In the figure O is the center of a semi-circle PQR and r is the radius.
PQ is a diameter of semi-circle PTO. Q^ = x.
Determine:

1.) RQ in terms of r and x , and then simplify the expression. (3 marks)
2.)The ratio Area of triangle ORQ/Area of triangle POT if x = 75 degrees. (leave your answer simplified in surd form) (5 marks)
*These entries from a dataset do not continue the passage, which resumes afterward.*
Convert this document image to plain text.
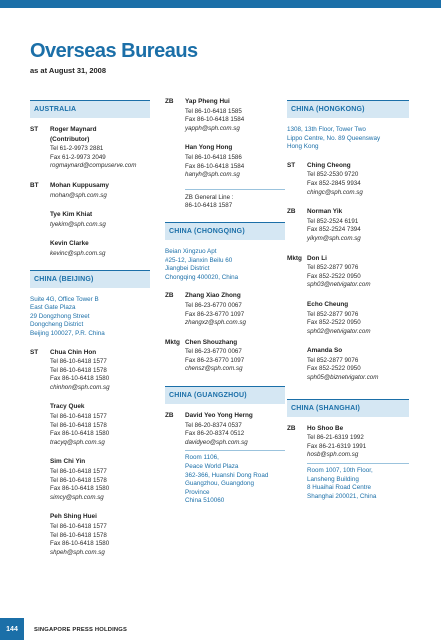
Overseas Bureaus
as at August 31, 2008
AUSTRALIA
ST	Roger Maynard
(Contributor)
Tel 61-2-9973 2881
Fax 61-2-9973 2049
rogmaynard@compuserve.com
BT	Mohan Kuppusamy
mohan@sph.com.sg
Tye Kim Khiat
tyekim@sph.com.sg
Kevin Clarke
kevinc@sph.com.sg
CHINA (BEIJING)
Suite 4G, Office Tower B
East Gate Plaza
29 Dongzhong Street
Dongcheng District
Beijing 100027, P.R. China
ST	Chua Chin Hon
Tel 86-10-6418 1577
Tel 86-10-6418 1578
Fax 86-10-6418 1580
chinhon@sph.com.sg
Tracy Quek
Tel 86-10-6418 1577
Tel 86-10-6418 1578
Fax 86-10-6418 1580
tracyq@sph.com.sg
Sim Chi Yin
Tel 86-10-6418 1577
Tel 86-10-6418 1578
Fax 86-10-6418 1580
simcy@sph.com.sg
Peh Shing Huei
Tel 86-10-6418 1577
Tel 86-10-6418 1578
Fax 86-10-6418 1580
shpeh@sph.com.sg
ZB	Yap Pheng Hui
Tel 86-10-6418 1585
Fax 86-10-6418 1584
yapph@sph.com.sg
Han Yong Hong
Tel 86-10-6418 1586
Fax 86-10-6418 1584
hanyh@sph.com.sg
ZB General Line :
86-10-6418 1587
CHINA (CHONGQING)
Beian Xingzuo Apt
#25-12, Jianxin Beilu 60
Jiangbei District
Chongqing 400020, China
ZB	Zhang Xiao Zhong
Tel 86-23-6770 0067
Fax 86-23-6770 1097
zhangxz@sph.com.sg
Mktg Chen Shouzhang
Tel 86-23-6770 0067
Fax 86-23-6770 1097
chensz@sph.com.sg
CHINA (GUANGZHOU)
ZB	David Yeo Yong Herng
Tel 86-20-8374 0537
Fax 86-20-8374 0512
davidyeo@sph.com.sg
Room 1106,
Peace World Plaza
362-366, Huanshi Dong Road
Guangzhou, Guangdong
Province
China 510060
CHINA (HONGKONG)
1308, 13th Floor, Tower Two
Lippo Centre, No. 89 Queensway
Hong Kong
ST	Ching Cheong
Tel 852-2530 9720
Fax 852-2845 9934
chingc@sph.com.sg
ZB	Norman Yik
Tel 852-2524 6191
Fax 852-2524 7394
yikym@sph.com.sg
Mktg Don Li
Tel 852-2877 9076
Fax 852-2522 0950
sph03@netvigator.com
Echo Cheung
Tel 852-2877 9076
Fax 852-2522 0950
sph02@netvigator.com
Amanda So
Tel 852-2877 9076
Fax 852-2522 0950
sph05@biznetvigator.com
CHINA (SHANGHAI)
ZB	Ho Shoo Be
Tel 86-21-6319 1992
Fax 86-21-6319 1991
hosb@sph.com.sg
Room 1007, 10th Floor,
Lansheng Building
8 Huaihai Road Centre
Shanghai 200021, China
144	SINGAPORE PRESS HOLDINGS
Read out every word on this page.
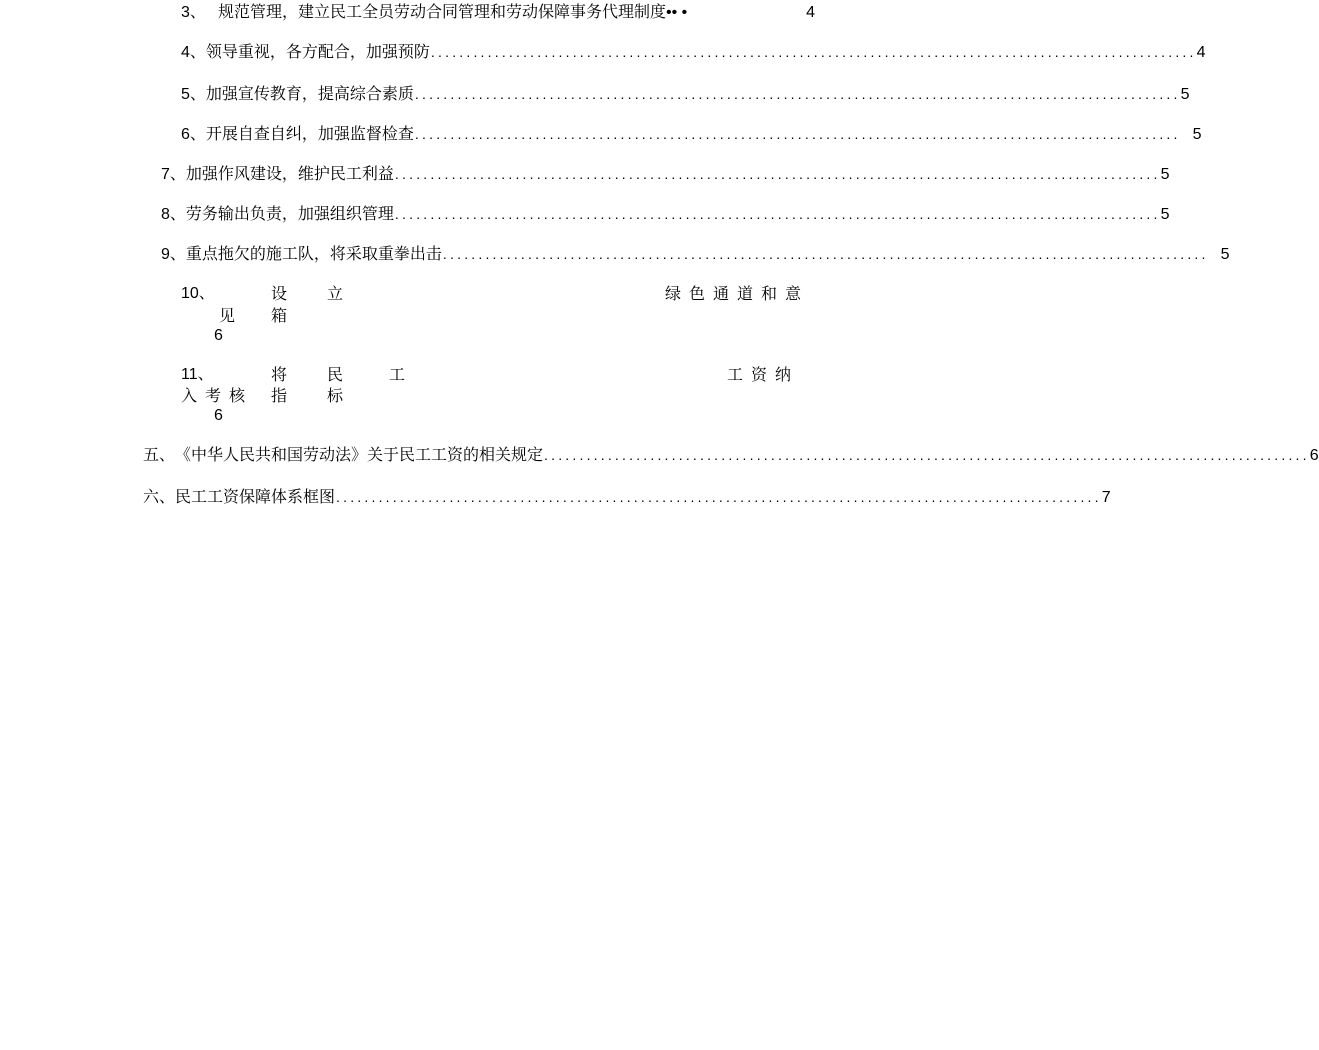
3、 规范管理，建立民工全员劳动合同管理和劳动保障事务代理制度 •• •	4
4、 领导重视，各方配合，加强预防 ............................................................................................................ 4
5、 加强宣传教育，提高综合素质 ............................................................................................................ 5
6、 开展自查自纠，加强监督检查 ............................................................................................................ 5
7 、加强作风建设，维护民工利益 ............................................................................................................ 5
8 、劳务输出负责，加强组织管理 ............................................................................................................ 5
9 、重点拖欠的施工队，将采取重拳出击 ............................................................................................................ 5
10、	设 立	绿色通道和意
见 箱
6
11、	将 民	工	工资纳
入考核 指 标
6
五、 《中华人民共和国劳动法》关于民工工资的相关规定 ............................................................................................................ 6
六、 民工工资保障体系框图 ............................................................................................................ 7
1.) We can draw the height of triangle ORQ that intersects the center and we form right triangles. Using the definition of cosine, we get
cos x = (1/2) RQ / r
RQ = 2r cos x

2.) We simply use the expression for RQ we got from 1 to solve for the area of triangle ORQ. Similar to 1), the expression for the height of triangle ORQ is: r sin x.
For triangle POT, if we draw the height of the triangle that hits OP, we get special right triangles with angles 30-60-90. The height is simply twice that of the radius divided by the square root of 3.

So,
ratio of areas = (1/2)bh of triangle ORQ / (1/2)bh of triangle POT

b is the base and h is the height

ratio of areas = (1/2)(2r cos 75)(r sin 75) / (1/2)(r)(2/sqrt(3))(r)
ratio of areas = sqrt(3) / 8